O custo aumenta por causa do transporte dos portos israelenses até Gaza, das taxas e das dificuldades na movimentação das mercadorias, que passam por postos de controle e muitas vezes ficam muito tempo paradas em portos de Israel.

O irmão de Aden, Omar, mora no Rio de Janeiro há 33 anos e veio a Gaza visitar a família e vender um prédio comercial numa área valorizada do centro de Gaza. Omar afirma que o edifício é herança de família e a decisão de se desfazer dele não está relacionada à possibilidade de obter um valor melhor agora, tirando proveito do otimismo no mercado imobiliário local. "Já me considero brasileiro, por isso resolvi vender o edifício. Recebi várias ofertas, com valores abaixo do que vale. Há otimismo em Gaza. Muita gente quer fazer negócios, só que ninguém quer arriscar muito porque não basta a retirada das colônias", diz Omar. "Se não houver facilidade de transporte e comunicação, os negócios não andam. É preciso haver um acordo de paz amplo."

Omar comenta que tem uma empresa de importação e exportação no Brasil. À medida que a conversa se estica, ele revela que antes de embarcar no Rio buscou no Banco do Brasil a relação de produtos que o País exporta para Israel. De repente, tira a lista do bolso e começa a explicar que 70% deles são revendidos para a Faixa de Gaza e a Cisjordânia. "Se houvesse escoamento direto, poderíamos exportar diretamente do Brasil para a Palestina."

Na semana passada, um acordo alegrou os empreendedores palestinos. Um contrato garantiu que cerca de 80% das estufas usadas pelos colonos judeus para produzir frutas, legumes e flores serão compradas por um fundo internacional e repassadas para a AP. O arranjo garantirá o emprego de 3 mil palestinos. Israel concordou em entregar ao Egito o controle da fronteira egípcia com a Faixa de Gaza, o que permitirá uma via de comunicação entre o território e o mundo árabe. Esse acordo é condicionado a uma vigilância rígida para impedir o contrabando de armas para extremistas palestinos.

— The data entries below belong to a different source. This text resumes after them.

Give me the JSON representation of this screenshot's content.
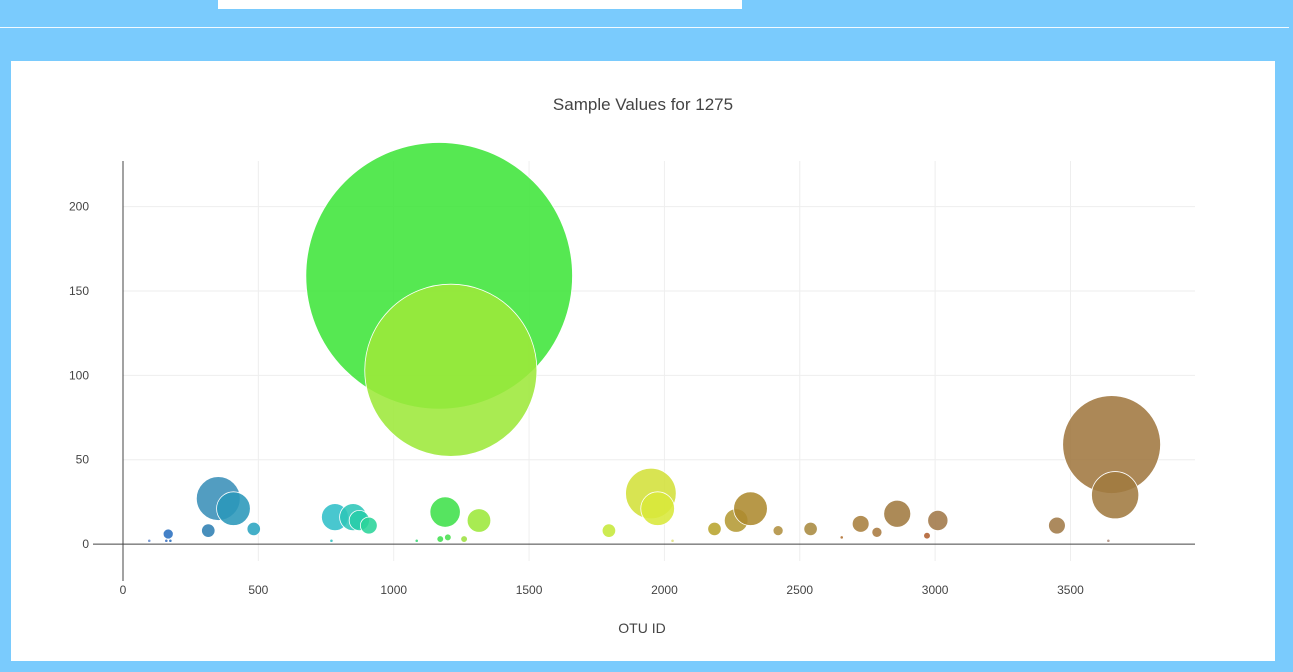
{
  "page": {
    "background": "#7acbfd"
  },
  "chart_data": {
    "type": "scatter",
    "mode": "bubble",
    "title": "Sample Values for 1275",
    "xlabel": "OTU ID",
    "ylabel": "",
    "xlim": [
      0,
      3960
    ],
    "ylim": [
      -10,
      227
    ],
    "xticks": [
      0,
      500,
      1000,
      1500,
      2000,
      2500,
      3000,
      3500
    ],
    "yticks": [
      0,
      50,
      100,
      150,
      200
    ],
    "grid": true,
    "colorscale": "Earth",
    "points": [
      {
        "x": 97,
        "y": 2,
        "r": 1,
        "color": "#6a8fd0"
      },
      {
        "x": 160,
        "y": 2,
        "r": 1,
        "color": "#3a6fc0"
      },
      {
        "x": 167,
        "y": 6,
        "r": 3,
        "color": "#2a6fbf"
      },
      {
        "x": 175,
        "y": 2,
        "r": 1,
        "color": "#2a6fbf"
      },
      {
        "x": 315,
        "y": 8,
        "r": 4,
        "color": "#2f7fb3"
      },
      {
        "x": 352,
        "y": 27,
        "r": 13,
        "color": "#3a8fb8"
      },
      {
        "x": 408,
        "y": 21,
        "r": 10,
        "color": "#2a97ba"
      },
      {
        "x": 483,
        "y": 9,
        "r": 4,
        "color": "#2aa4c0"
      },
      {
        "x": 770,
        "y": 2,
        "r": 1,
        "color": "#30c0c0"
      },
      {
        "x": 783,
        "y": 16,
        "r": 8,
        "color": "#30bfc8"
      },
      {
        "x": 850,
        "y": 16,
        "r": 8,
        "color": "#2ec6b8"
      },
      {
        "x": 873,
        "y": 14,
        "r": 6,
        "color": "#28cda8"
      },
      {
        "x": 908,
        "y": 11,
        "r": 5,
        "color": "#2ad49a"
      },
      {
        "x": 1085,
        "y": 2,
        "r": 1,
        "color": "#3ad878"
      },
      {
        "x": 1172,
        "y": 3,
        "r": 2,
        "color": "#40e050"
      },
      {
        "x": 1168,
        "y": 159,
        "r": 79,
        "color": "#3fe53a"
      },
      {
        "x": 1190,
        "y": 19,
        "r": 9,
        "color": "#3fe04a"
      },
      {
        "x": 1200,
        "y": 4,
        "r": 2,
        "color": "#4ae050"
      },
      {
        "x": 1211,
        "y": 103,
        "r": 51,
        "color": "#9de83a"
      },
      {
        "x": 1260,
        "y": 3,
        "r": 2,
        "color": "#9de040"
      },
      {
        "x": 1315,
        "y": 14,
        "r": 7,
        "color": "#9ce83a"
      },
      {
        "x": 1795,
        "y": 8,
        "r": 4,
        "color": "#c6e83a"
      },
      {
        "x": 1950,
        "y": 30,
        "r": 15,
        "color": "#d3e03a"
      },
      {
        "x": 1975,
        "y": 21,
        "r": 10,
        "color": "#d8e83a"
      },
      {
        "x": 2030,
        "y": 2,
        "r": 1,
        "color": "#e0e080"
      },
      {
        "x": 2185,
        "y": 9,
        "r": 4,
        "color": "#b8a42e"
      },
      {
        "x": 2265,
        "y": 14,
        "r": 7,
        "color": "#b49a34"
      },
      {
        "x": 2318,
        "y": 21,
        "r": 10,
        "color": "#ad8a2f"
      },
      {
        "x": 2420,
        "y": 8,
        "r": 3,
        "color": "#b09040"
      },
      {
        "x": 2540,
        "y": 9,
        "r": 4,
        "color": "#a88a40"
      },
      {
        "x": 2655,
        "y": 4,
        "r": 1,
        "color": "#b07030"
      },
      {
        "x": 2725,
        "y": 12,
        "r": 5,
        "color": "#a8803e"
      },
      {
        "x": 2785,
        "y": 7,
        "r": 3,
        "color": "#a87a40"
      },
      {
        "x": 2860,
        "y": 18,
        "r": 8,
        "color": "#a07a40"
      },
      {
        "x": 2970,
        "y": 5,
        "r": 2,
        "color": "#b06030"
      },
      {
        "x": 3010,
        "y": 14,
        "r": 6,
        "color": "#a07848"
      },
      {
        "x": 3450,
        "y": 11,
        "r": 5,
        "color": "#a07a48"
      },
      {
        "x": 3640,
        "y": 2,
        "r": 1,
        "color": "#b09080"
      },
      {
        "x": 3652,
        "y": 59,
        "r": 29,
        "color": "#a07840"
      },
      {
        "x": 3665,
        "y": 29,
        "r": 14,
        "color": "#a07a40"
      }
    ]
  }
}
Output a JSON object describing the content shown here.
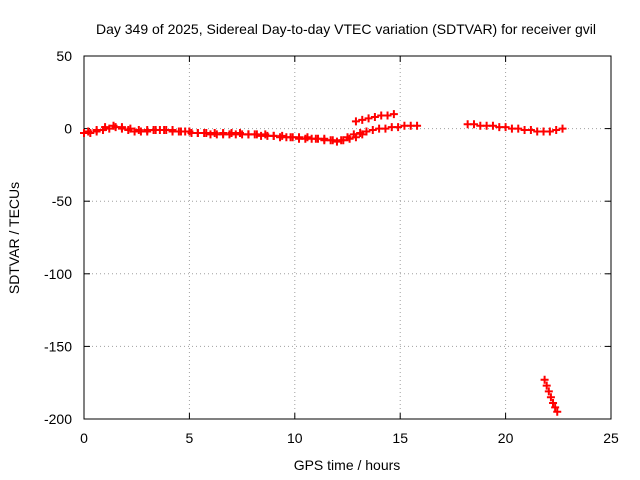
{
  "chart_data": {
    "type": "scatter",
    "title": "Day 349 of 2025, Sidereal Day-to-day VTEC variation (SDTVAR) for receiver gvil",
    "xlabel": "GPS time / hours",
    "ylabel": "SDTVAR / TECUs",
    "xlim": [
      0,
      25
    ],
    "ylim": [
      -200,
      50
    ],
    "xticks": [
      0,
      5,
      10,
      15,
      20,
      25
    ],
    "yticks": [
      -200,
      -150,
      -100,
      -50,
      0,
      50
    ],
    "grid": true,
    "marker": "+",
    "color": "#ff0000",
    "series": [
      {
        "name": "seg-main-a",
        "x": [
          0.0,
          0.3,
          0.6,
          0.9,
          1.2,
          1.5,
          1.8,
          2.1,
          2.4,
          2.7,
          3.0,
          3.3,
          3.6,
          3.9,
          4.2,
          4.5,
          4.8,
          5.1,
          5.4,
          5.7,
          6.0,
          6.3,
          6.6,
          6.9,
          7.2,
          7.5,
          7.8,
          8.1,
          8.4,
          8.7,
          9.0,
          9.3,
          9.6,
          9.9,
          10.2,
          10.5,
          10.8,
          11.1,
          11.4,
          11.7,
          12.0,
          12.3,
          12.6,
          12.9,
          13.2
        ],
        "y": [
          -3,
          -3,
          -2,
          -1,
          0,
          1,
          0,
          -1,
          -2,
          -2,
          -2,
          -1,
          -1,
          -1,
          -2,
          -2,
          -2,
          -3,
          -3,
          -3,
          -4,
          -4,
          -4,
          -4,
          -4,
          -4,
          -4,
          -4,
          -5,
          -5,
          -5,
          -6,
          -6,
          -6,
          -7,
          -7,
          -7,
          -7,
          -8,
          -8,
          -9,
          -8,
          -7,
          -6,
          -4
        ]
      },
      {
        "name": "seg-main-b",
        "x": [
          0.2,
          0.6,
          1.0,
          1.4,
          1.8,
          2.2,
          2.6,
          3.0,
          3.4,
          3.8,
          4.2,
          4.6,
          5.0,
          5.4,
          5.8,
          6.2,
          6.6,
          7.0,
          7.4,
          7.8,
          8.2,
          8.6,
          9.0,
          9.4,
          9.8,
          10.2,
          10.6,
          11.0,
          11.4,
          11.8,
          12.2
        ],
        "y": [
          -2,
          -1,
          1,
          2,
          1,
          0,
          -1,
          -1,
          -1,
          -1,
          -1,
          -2,
          -2,
          -3,
          -3,
          -3,
          -3,
          -3,
          -3,
          -4,
          -4,
          -4,
          -5,
          -5,
          -6,
          -6,
          -6,
          -7,
          -7,
          -8,
          -8
        ]
      },
      {
        "name": "seg-rise-lower",
        "x": [
          12.5,
          12.8,
          13.1,
          13.4,
          13.7,
          14.0,
          14.3,
          14.6,
          14.9,
          15.2,
          15.5,
          15.8
        ],
        "y": [
          -6,
          -4,
          -3,
          -2,
          -1,
          0,
          0,
          1,
          1,
          2,
          2,
          2
        ]
      },
      {
        "name": "seg-rise-upper",
        "x": [
          12.9,
          13.2,
          13.5,
          13.8,
          14.1,
          14.4,
          14.7
        ],
        "y": [
          5,
          6,
          7,
          8,
          9,
          9,
          10
        ]
      },
      {
        "name": "seg-evening",
        "x": [
          18.2,
          18.5,
          18.8,
          19.1,
          19.4,
          19.7,
          20.0,
          20.3,
          20.6,
          20.9,
          21.2,
          21.5,
          21.8,
          22.1,
          22.4,
          22.7
        ],
        "y": [
          3,
          3,
          2,
          2,
          2,
          1,
          1,
          0,
          0,
          -1,
          -1,
          -2,
          -2,
          -2,
          -1,
          0
        ]
      },
      {
        "name": "seg-drop",
        "x": [
          21.85,
          21.95,
          22.05,
          22.15,
          22.25,
          22.35,
          22.45
        ],
        "y": [
          -173,
          -177,
          -181,
          -185,
          -189,
          -192,
          -195
        ]
      }
    ]
  }
}
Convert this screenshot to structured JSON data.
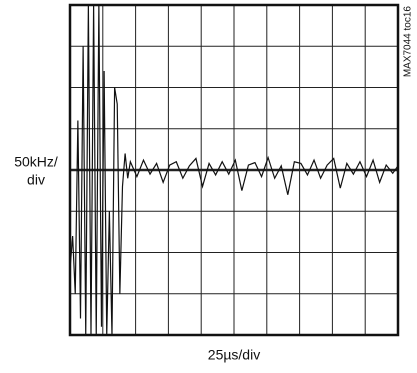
{
  "chart_data": {
    "type": "line",
    "y_label_lines": [
      "50kHz/",
      "div"
    ],
    "x_label": "25µs/div",
    "figure_id": "MAX7044 toc16",
    "x": [
      0,
      2,
      4,
      6,
      8,
      10,
      12,
      14,
      16,
      18,
      20,
      22,
      24,
      26,
      28,
      30,
      32,
      34,
      36,
      38,
      40,
      42,
      44,
      46,
      51,
      56,
      61,
      66,
      71,
      76,
      81,
      86,
      91,
      96,
      101,
      106,
      111,
      116,
      121,
      126,
      131,
      136,
      141,
      146,
      151,
      156,
      161,
      166,
      171,
      176,
      181,
      186,
      191,
      196,
      201,
      206,
      211,
      216,
      221,
      226,
      231,
      236,
      241,
      246,
      250
    ],
    "series": [
      {
        "color": "#111111",
        "values": [
          -120,
          -80,
          -150,
          60,
          -180,
          150,
          -200,
          200,
          -200,
          200,
          -200,
          200,
          -190,
          120,
          -200,
          -50,
          -200,
          100,
          80,
          -150,
          -20,
          20,
          -10,
          10,
          -8,
          12,
          -5,
          8,
          -15,
          6,
          10,
          -10,
          5,
          14,
          -20,
          8,
          -6,
          10,
          -5,
          12,
          -25,
          6,
          9,
          -8,
          15,
          -10,
          5,
          -30,
          10,
          8,
          -6,
          12,
          -10,
          6,
          14,
          -22,
          8,
          -5,
          10,
          -8,
          12,
          -15,
          6,
          -4,
          5
        ]
      }
    ],
    "xlim": [
      0,
      250
    ],
    "ylim": [
      -200,
      200
    ],
    "xticks": [
      0,
      25,
      50,
      75,
      100,
      125,
      150,
      175,
      200,
      225,
      250
    ],
    "yticks": [
      -200,
      -150,
      -100,
      -50,
      0,
      50,
      100,
      150,
      200
    ],
    "grid": true
  }
}
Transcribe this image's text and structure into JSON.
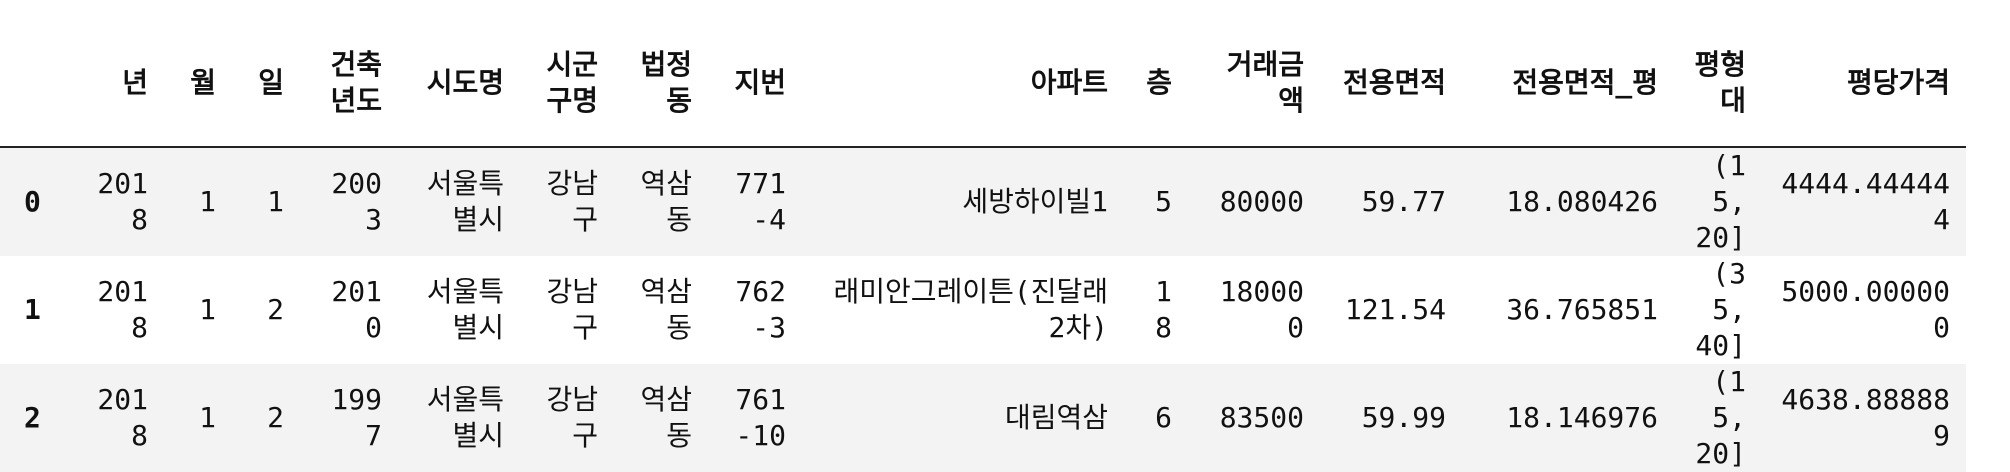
{
  "dataframe": {
    "columns": [
      "년",
      "월",
      "일",
      "건축년도",
      "시도명",
      "시군구명",
      "법정동",
      "지번",
      "아파트",
      "층",
      "거래금액",
      "전용면적",
      "전용면적_평",
      "평형대",
      "평당가격"
    ],
    "rows": [
      {
        "index": "0",
        "cells": [
          "2018",
          "1",
          "1",
          "2003",
          "서울특별시",
          "강남구",
          "역삼동",
          "771-4",
          "세방하이빌1",
          "5",
          "80000",
          "59.77",
          "18.080426",
          "(15, 20]",
          "4444.444444"
        ]
      },
      {
        "index": "1",
        "cells": [
          "2018",
          "1",
          "2",
          "2010",
          "서울특별시",
          "강남구",
          "역삼동",
          "762-3",
          "래미안그레이튼(진달래2차)",
          "18",
          "180000",
          "121.54",
          "36.765851",
          "(35, 40]",
          "5000.000000"
        ]
      },
      {
        "index": "2",
        "cells": [
          "2018",
          "1",
          "2",
          "1997",
          "서울특별시",
          "강남구",
          "역삼동",
          "761-10",
          "대림역삼",
          "6",
          "83500",
          "59.99",
          "18.146976",
          "(15, 20]",
          "4638.888889"
        ]
      }
    ]
  }
}
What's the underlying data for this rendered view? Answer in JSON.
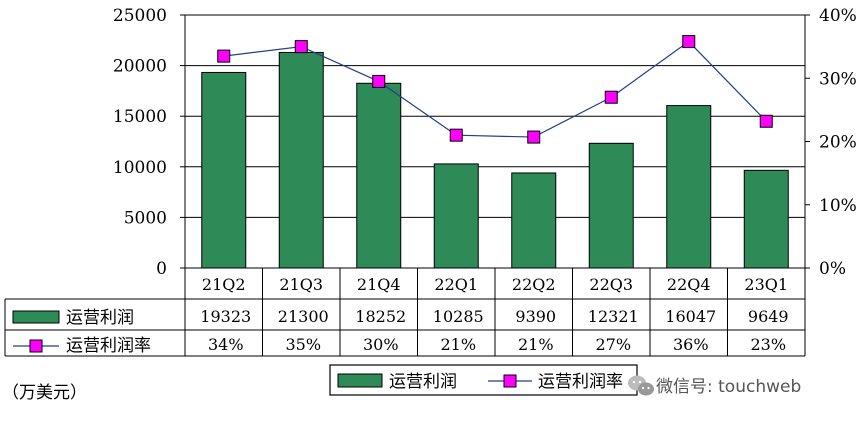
{
  "chart_data": {
    "type": "bar",
    "categories": [
      "21Q2",
      "21Q3",
      "21Q4",
      "22Q1",
      "22Q2",
      "22Q3",
      "22Q4",
      "23Q1"
    ],
    "series": [
      {
        "name": "运营利润",
        "type": "bar",
        "axis": "left",
        "color": "#2E8B57",
        "values": [
          19323,
          21300,
          18252,
          10285,
          9390,
          12321,
          16047,
          9649
        ],
        "labels": [
          "19323",
          "21300",
          "18252",
          "10285",
          "9390",
          "12321",
          "16047",
          "9649"
        ]
      },
      {
        "name": "运营利润率",
        "type": "line",
        "axis": "right",
        "color": "#FF00FF",
        "line_color": "#1F3F8F",
        "values": [
          33.5,
          35.0,
          29.5,
          21.0,
          20.7,
          27.0,
          35.8,
          23.2
        ],
        "labels": [
          "34%",
          "35%",
          "30%",
          "21%",
          "21%",
          "27%",
          "36%",
          "23%"
        ]
      }
    ],
    "y_left": {
      "ylim": [
        0,
        25000
      ],
      "ticks": [
        "25000",
        "20000",
        "15000",
        "10000",
        "5000",
        "0"
      ]
    },
    "y_right": {
      "ylim": [
        0,
        40
      ],
      "ticks": [
        "40%",
        "30%",
        "20%",
        "10%",
        "0%"
      ]
    },
    "grid": true,
    "legend_position": "bottom",
    "unit_label": "（万美元）",
    "data_table": true
  },
  "watermark": {
    "text": "微信号: touchweb"
  }
}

O empresário Hani Deeb, de 38 anos, dono da Star Plast Co., pequena fábrica de plásticos e papel-alumínio no centro da cidade de Gaza, é um dos que estão prontos para investir. Com sua fábrica que emprega 20 pessoas e produz utensílios domésticos, conseguiu juntar capital para aplicar se a região prosperar. "Não acredito que a situação ficará melhor se não for facilitada a passagem nas fronteiras. Vendo para Gaza, Israel e a Cisjordânia e gostaria de exportar para países árabes", afirma Deeb. "Já cheguei a exportar para a Alemanha, só que o negócio não teve continuidade por causa das complicações burocráticas e de transporte."

A aparência da fábrica de Deeb é horrível. Rolos de material amontoados nos cantos, barulho ensurdecedor das máquinas, pouca iluminação e um calor sufocante. Fica em pleno centro da cidade, em meio a residências e a uma movimentada rua com lojas populares. Apesar de tudo ser muito precário, Deeb está bem informado sobre fornecedores e potenciais mercados na Cisjordânia e no exterior. Ele mostra um pedaço de madeira e diz que se Gaza tiver um porto poderá comprar a matéria-prima do Brasil ou de outros países.